В честных глазах приграничника отразилось искреннее непонимание:
— Мы ведь отомстили, м?
Я глубоко вдохнул, убеждая себя, что бесполезно говорить черным магам о морали, да и о санитарии в общем-то тоже. Просто не поймут. Бывший тюремный блок, черепа, выплавленная звезда с извивающимися лучами… если где и могла завестись нечисть, то именно здесь. Не удивлюсь, если прямо сейчас вылезет какая-нибудь…
Стоячая вода заколыхалась, и ступени лизнула небольшая волна, расшвыряв крайние головы.
— О, Шэд нас засекла, — приграничник неуловимым движением успел запрыгнуть выше. — Опять будет вопить. Как была истеричкой…

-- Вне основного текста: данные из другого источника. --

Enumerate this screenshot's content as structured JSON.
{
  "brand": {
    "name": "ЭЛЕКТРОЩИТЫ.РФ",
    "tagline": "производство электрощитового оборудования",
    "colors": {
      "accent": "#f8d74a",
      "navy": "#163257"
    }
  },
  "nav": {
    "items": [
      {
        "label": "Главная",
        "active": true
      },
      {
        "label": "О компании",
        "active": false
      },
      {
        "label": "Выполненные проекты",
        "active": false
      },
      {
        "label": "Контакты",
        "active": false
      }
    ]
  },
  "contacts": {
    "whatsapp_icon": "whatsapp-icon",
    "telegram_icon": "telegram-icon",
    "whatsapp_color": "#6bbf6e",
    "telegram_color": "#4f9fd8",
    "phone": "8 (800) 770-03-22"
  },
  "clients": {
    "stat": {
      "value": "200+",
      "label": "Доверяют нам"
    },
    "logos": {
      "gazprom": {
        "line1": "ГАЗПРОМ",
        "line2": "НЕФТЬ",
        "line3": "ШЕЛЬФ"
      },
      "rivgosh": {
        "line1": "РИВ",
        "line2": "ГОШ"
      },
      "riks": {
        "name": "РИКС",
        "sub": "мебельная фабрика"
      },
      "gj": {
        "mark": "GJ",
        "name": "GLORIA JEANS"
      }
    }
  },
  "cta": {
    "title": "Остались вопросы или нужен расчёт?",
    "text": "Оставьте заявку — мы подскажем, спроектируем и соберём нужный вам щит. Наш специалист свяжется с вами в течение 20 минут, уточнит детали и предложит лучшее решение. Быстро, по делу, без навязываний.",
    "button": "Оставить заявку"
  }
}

От бывшего тюремного блока мы смотались как можно быстрее. Я уже понял, что полностью запутался в лабиринтах переходов, лестниц и коридоров, и теперь не выберусь самостоятельно даже с планом уровней, и спасибо туману, что не дал совершить опрометчивый шаг, и что вообще-то мы идем другой дорогой. Правда, последнее — только когда впереди замаячила дверь, не дохлая и деревянная, а мощная и стальная.
— Так вот как погибла Ильда, — я говорил скорее сам с собой, испытывая парадоксальное желание поблагодарить приграничника. Магистр Александр Юстин все-таки ни при чем.
Беда услышал и согнулся от хохота:
— Ниморцы — утопить Ильди? С-с-слишком много счастья под этим небом…
— Но не свои же ее… или… но за что? Она была военной преступницей? Ниморской шпионкой? — Я с беспокойством проследил, как черный маг практически сползает по стеночке, и не решился продолжать расспросы. Вот хватит его удар, как выбираться буду? Наконец Беда успокоился, вытер набежавшие слезы и кое-как добрался до двери, плавно отъехавшей в сторону при его приближении.
— Милостивые Небеса, это случилось! Ах, Беда, я уже решила, что никогда не увижу тебя снова, — с отчетливыми грозовыми нотками пропела синеглазая нежить. Помещение за небольшим тамбуром и второй дверью ошеломляло какой-то чуждой, неестественной белизной. Белизной кафельной плитки, сиянием мощных круговых ламп и блестящей стали; глаза мгновенно закололо от чересчур яркого света, мешая разглядеть, чем меня порадует карма в этот раз.
— Ильди, Ильди, не кипятись, — примирительно простонал Беда, все еще не в состоянии успокоиться. — Я его привел. Да, к слову, если ты собираешься пустить его под нож, то я в этом не участвую…
И тут я прозрел, буквально и фигурально. Размытые силуэты приобрели четкость и объем, но они не имели ни малейшего шанса обратить на себя внимание; внимание мое полностью безраздельно занял ОН — операционный стол с держателями для рук и ног, над которым раскинул лапы стальной паук, подвешенный к потолку и держащий жуткие зазубренные предметы один другого краше.
Миг я простоял в столбняке, а потом шарахнулся к выходу, отмечая то, что не заметил ранее: потеки крови на плитке, бурые разводы на полу, инструменты в лотке, покрытые засохшей коркой… Что я там говорил про санитарию? О, Дух Ниммы, как ты можешь допускать, чтобы кого-то потрошили ржавыми и нестерильными железками?!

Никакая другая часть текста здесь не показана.